これは調査当日の撮影ではありません。後日、藤沢市民電子会議室運営委員の一人から提供されました。

   
第1処分場脇にある、水路です。

左側から流れ出てくる水が、第1処分場からの地下水です。ここから大量のダイオキシンが検出されました。水路中央 の管から流れ込んでいるのは、汚水処理プラントからの処理水です。

ここでも再度、地下水を採取しました。

   
これが、汚水処理プラントです。
処分場のすぐ脇にあります。
   
エンバイロテック付近にある、廃棄物 貯留地です。綾瀬工業団地からの俯瞰です。

向こう側に見えるのが米軍厚木基地、手前を流れているのが蓼川で す。

この付近は昔、養豚場が多かったそうで(高座豚)、そのせいか糞尿 のような臭いが充満していました。廃棄物貯留地には、大きなカラスがいっぱい群がっており、我々の頭上にも飛び 交っていました。

こうした景色を見ると、ゴミ問題の深刻さをいやというほど痛感させ られます。

   
廃棄物貯留地の、北側の風景です。
左の建物の後ろに煙突の一部が見えますが、これがエンバイロテックです。

現在同社は、焼却炉にバグフィルターの設置工事を行っており、 2000年5月下旬までには完成する予定です。

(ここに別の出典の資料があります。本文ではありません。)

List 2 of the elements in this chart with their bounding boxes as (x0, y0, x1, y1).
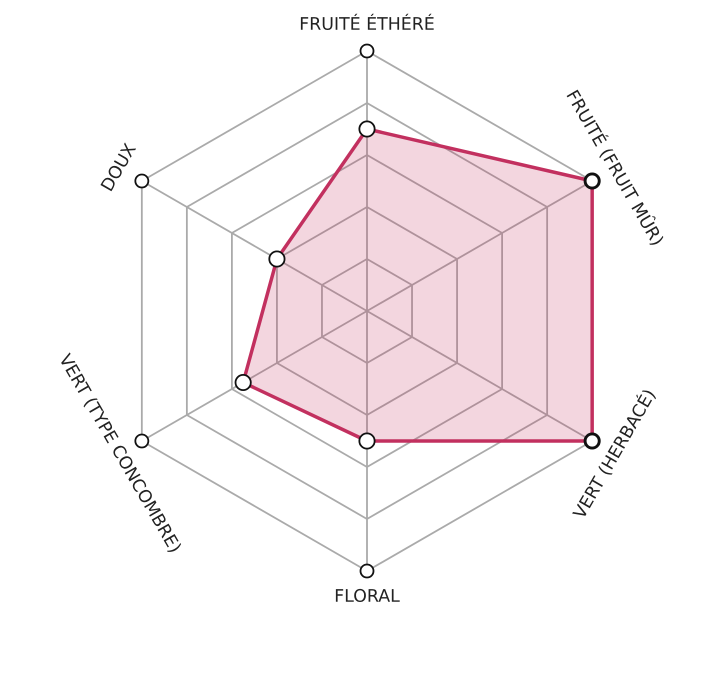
spoke-label: FRUITÉ ÉTHÉRÉ (300, 14, 434, 30)
spoke-label: FLORAL (336, 588, 400, 602)
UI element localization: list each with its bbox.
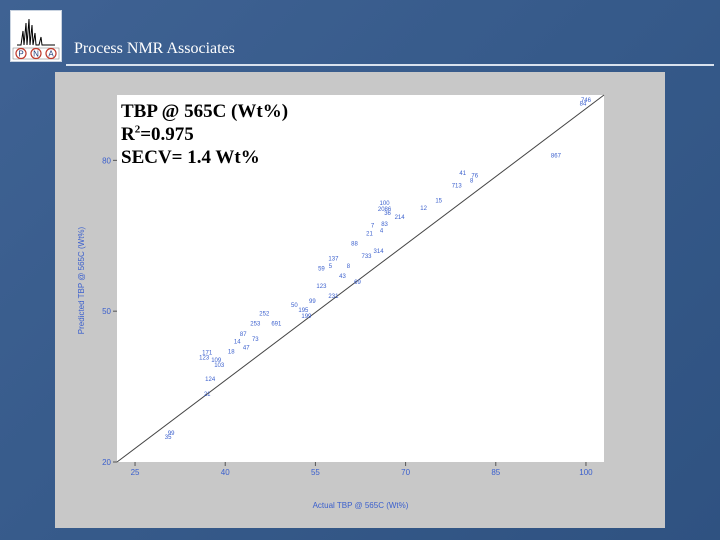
data-point: 137	[328, 256, 339, 262]
r2-prefix: R	[121, 124, 135, 145]
data-point: 231	[328, 294, 339, 300]
data-point: 84	[580, 102, 587, 108]
data-point: 733	[362, 254, 373, 260]
data-point: 199	[301, 314, 312, 320]
x-tick-label: 70	[401, 468, 410, 477]
data-point: 73	[252, 337, 259, 343]
y-axis-title: Predicted TBP @ 565C (Wt%)	[77, 226, 86, 334]
logo-graphic: P N A	[12, 18, 60, 60]
data-point: 109	[211, 358, 222, 364]
data-point: 83	[381, 222, 388, 228]
chart-annotation: TBP @ 565C (Wt%) R2=0.975 SECV= 1.4 Wt%	[121, 100, 288, 169]
data-point: 103	[214, 363, 225, 369]
data-point: 43	[339, 274, 346, 280]
r2-value: =0.975	[140, 124, 194, 145]
data-point: 18	[228, 349, 235, 355]
data-point: 8	[347, 264, 351, 270]
data-point: 123	[199, 355, 210, 361]
data-point: 314	[374, 249, 385, 255]
company-logo: P N A	[10, 10, 62, 62]
y-tick-label: 20	[102, 458, 111, 467]
data-point: 746	[581, 98, 592, 104]
data-point: 195	[298, 308, 309, 314]
data-point: 41	[459, 171, 466, 177]
data-point: 47	[243, 345, 250, 351]
data-point: 691	[271, 322, 282, 328]
data-point: 14	[234, 339, 241, 345]
fit-line	[116, 94, 605, 463]
annotation-r2: R2=0.975	[121, 123, 288, 146]
data-point: 5	[329, 264, 333, 270]
annotation-property: TBP @ 565C (Wt%)	[121, 101, 289, 122]
logo-letter-p: P	[18, 50, 23, 59]
deck-title: Process NMR Associates	[74, 40, 235, 57]
data-point: 99	[168, 431, 175, 437]
data-point: 124	[205, 377, 216, 383]
logo-letter-a: A	[48, 50, 54, 59]
data-point: 7	[371, 224, 375, 230]
data-point: 50	[291, 303, 298, 309]
x-tick-label: 40	[221, 468, 230, 477]
data-point: 867	[551, 153, 562, 159]
data-point: 214	[395, 215, 406, 221]
x-tick-label: 100	[579, 468, 593, 477]
spectrum-icon	[17, 18, 55, 46]
data-point: 252	[259, 312, 270, 318]
data-point: 36	[384, 211, 391, 217]
data-point: 87	[240, 332, 247, 338]
data-point: 123	[316, 284, 327, 290]
data-point: 713	[452, 183, 463, 189]
logo-ring-a	[45, 47, 57, 60]
data-point: 21	[204, 392, 211, 398]
data-point: 15	[435, 199, 442, 205]
logo-letter-n: N	[33, 50, 39, 59]
data-point: 99	[309, 299, 316, 305]
data-point: 8	[470, 178, 474, 184]
data-point: 35	[165, 435, 172, 441]
r2-superscript: 2	[134, 123, 141, 136]
x-tick-label: 55	[311, 468, 320, 477]
annotation-secv: SECV= 1.4 Wt%	[121, 147, 260, 168]
logo-ring-p	[15, 47, 27, 60]
data-point: 2086	[378, 207, 392, 213]
data-point: 171	[202, 350, 213, 356]
x-axis-title: Actual TBP @ 565C (Wt%)	[313, 501, 409, 510]
data-point: 69	[354, 280, 361, 286]
x-tick-label: 25	[131, 468, 140, 477]
y-tick-label: 80	[102, 156, 111, 165]
logo-ring-n	[30, 47, 42, 60]
data-point: 100	[380, 201, 391, 207]
data-point: 253	[250, 322, 261, 328]
data-point: 21	[366, 231, 373, 237]
header-divider	[66, 64, 714, 66]
y-tick-label: 50	[102, 307, 111, 316]
data-point: 76	[471, 173, 478, 179]
data-point: 88	[351, 241, 358, 247]
data-point: 12	[420, 206, 427, 212]
x-tick-label: 85	[491, 468, 500, 477]
data-point: 59	[318, 266, 325, 272]
data-point: 4	[380, 229, 384, 235]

2001年4月20日の神奈川新聞によると、エンバイロテックの焼 却炉は近々国の予算措置により、撤去されることになったようです。(2001.4.22.追記)

これからも、今まで見てきた地点において各種検査が行われていくことでしょう。

我々としては、その結果を注意深く見守っていきたいものです。

また今回の調査でもそうでしたが、環境NPO諸団体の行動力には、敬服させられます。
これからも、各方面にその行動力を遺憾なく発揮してもらいたいと思います。